Tab 46 - Stomick-Sosack / Ninoch-Kiaui / Homach-Koachkum (Chief of the Blood Indians / War-Chief of the Piekann lndians / Koutani Indian)

Karl Bodmer

Bodmer’s America


Pulled from the original steel and copper plates, engraved in Paris between 1836 and 1843 under Karl Bodmer's direction, after the artist's own watercolours drawn from nature during the journey.

The engravings are hand-printed in colours, à la poupée, with extensive hand-colouring and some application of gum arabic, in the nineteenth-century manner.

Engraved by Hurlimann
Printed by Bougeard

The portraits reproduced in this aquatint were painted by Bodmer at Fort McKenzie in the late summer of 1833. Pictured at left is Stomick-Sosack, or "Bull's Hide" -- or "Buffalo Bull's Back Fat" according to George Catlin, who also painted a portrait of this Blood or Blackfeet chief at Fort Union in 1832. In Bodmer's portrait, he wears a shirt of red cloth and painted hide decorated with long strands of dyed human or horse hair. A peace medal hangs from a beaded cord around his neck. Prince Maximilian observed that this medal bore the likeness of U. S. President Thomas Jefferson on the reverse of the side shown here.

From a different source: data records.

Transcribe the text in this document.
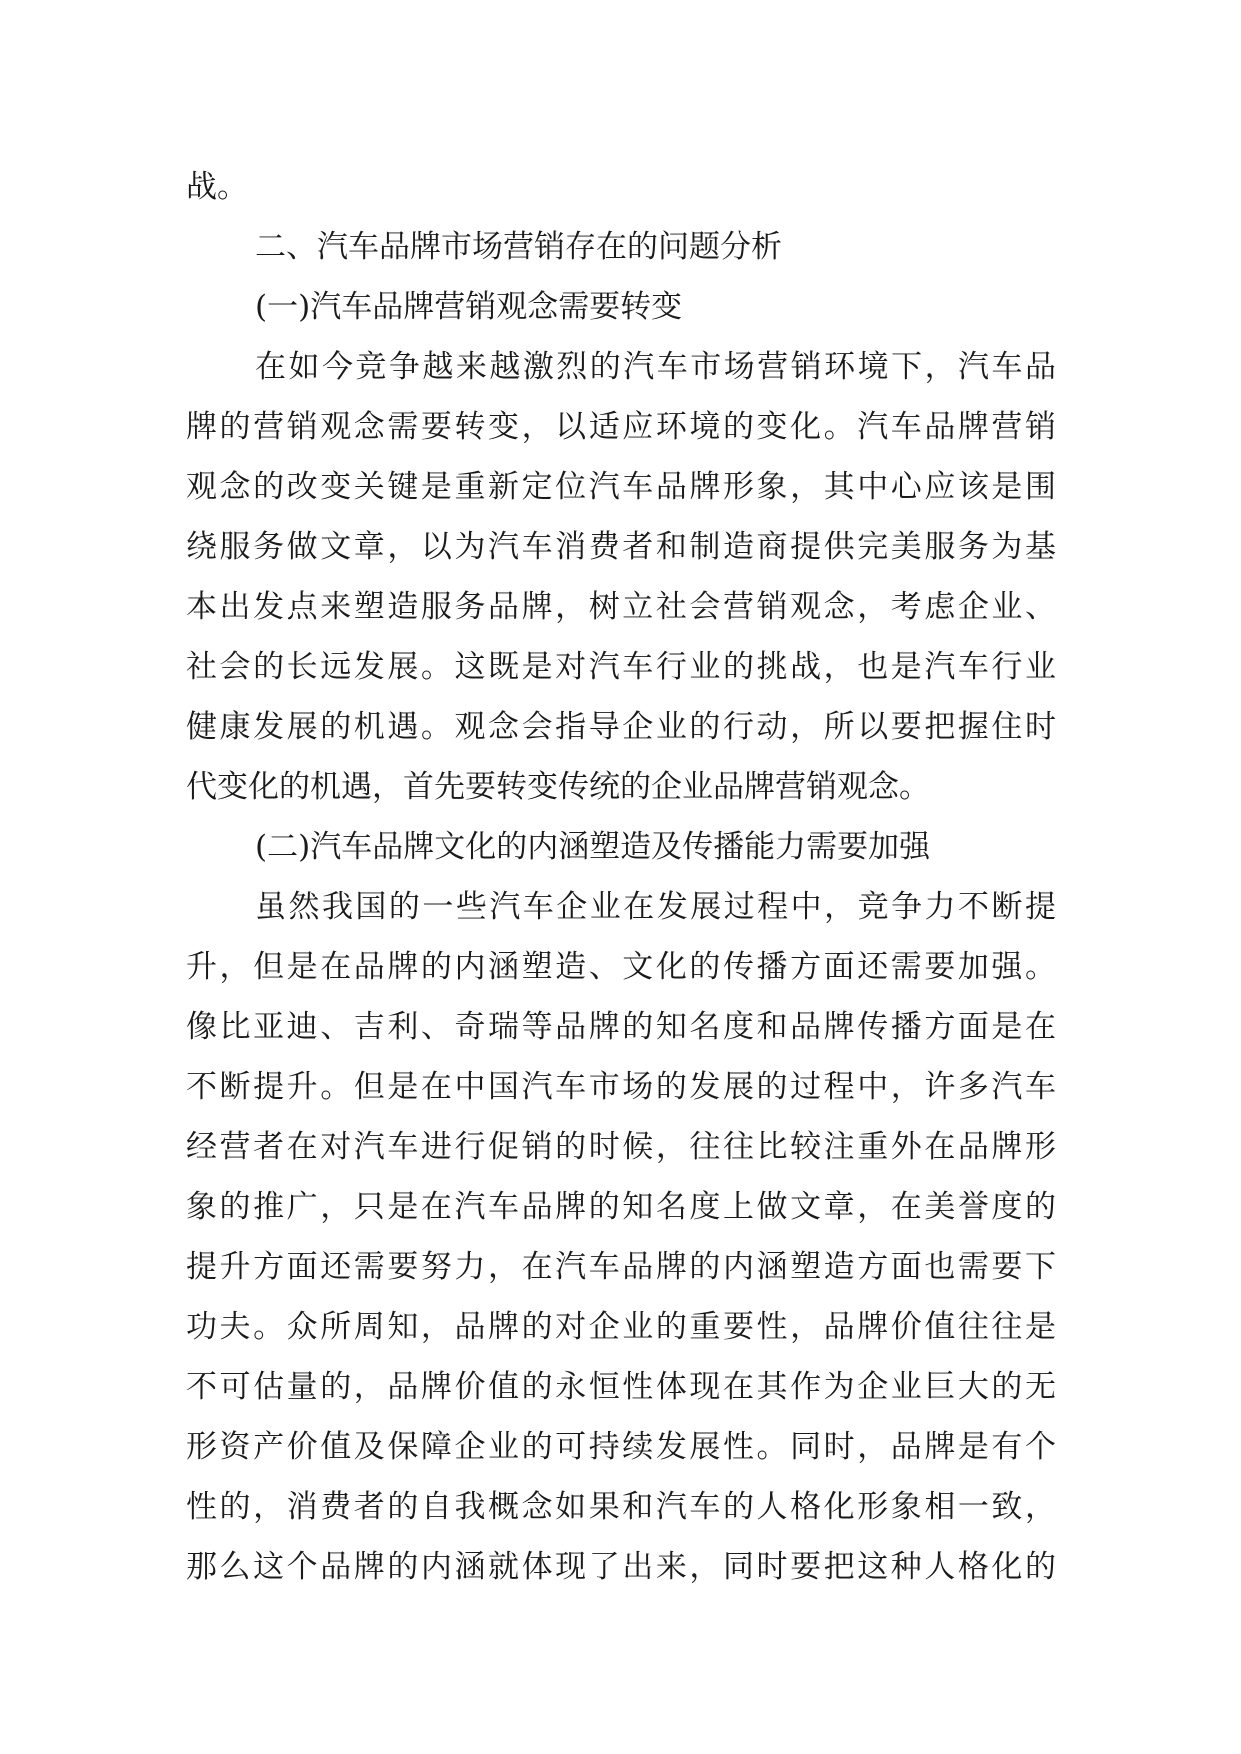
战。
二、汽车品牌市场营销存在的问题分析
(一)汽车品牌营销观念需要转变
在如今竞争越来越激烈的汽车市场营销环境下，汽车品
牌的营销观念需要转变，以适应环境的变化。汽车品牌营销
观念的改变关键是重新定位汽车品牌形象，其中心应该是围
绕服务做文章，以为汽车消费者和制造商提供完美服务为基
本出发点来塑造服务品牌，树立社会营销观念，考虑企业、
社会的长远发展。这既是对汽车行业的挑战，也是汽车行业
健康发展的机遇。观念会指导企业的行动，所以要把握住时
代变化的机遇，首先要转变传统的企业品牌营销观念。
(二)汽车品牌文化的内涵塑造及传播能力需要加强
虽然我国的一些汽车企业在发展过程中，竞争力不断提
升，但是在品牌的内涵塑造、文化的传播方面还需要加强。
像比亚迪、吉利、奇瑞等品牌的知名度和品牌传播方面是在
不断提升。但是在中国汽车市场的发展的过程中，许多汽车
经营者在对汽车进行促销的时候，往往比较注重外在品牌形
象的推广，只是在汽车品牌的知名度上做文章，在美誉度的
提升方面还需要努力，在汽车品牌的内涵塑造方面也需要下
功夫。众所周知，品牌的对企业的重要性，品牌价值往往是
不可估量的，品牌价值的永恒性体现在其作为企业巨大的无
形资产价值及保障企业的可持续发展性。同时，品牌是有个
性的，消费者的自我概念如果和汽车的人格化形象相一致，
那么这个品牌的内涵就体现了出来，同时要把这种人格化的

The middle figure represents Ninoch-Kiaiu, "Chief of the Bears," a Piegan Blackfeet chief once known as Ketsepenn-nika, or "Spotted Elk," who had changed his name to commemorate success in an expedition against the Flathead or Salish to the north. Reputedly an arrogant man, he was not popular with his fellows or the officials at Fort Mc Kenzie. Bodmer showed him very simply attired in a trade blanket, in mourning for a nephew who had been killed by a rival faction of Bloods, on whom Ninoch-Kiaiu threatened indiscriminate revenge.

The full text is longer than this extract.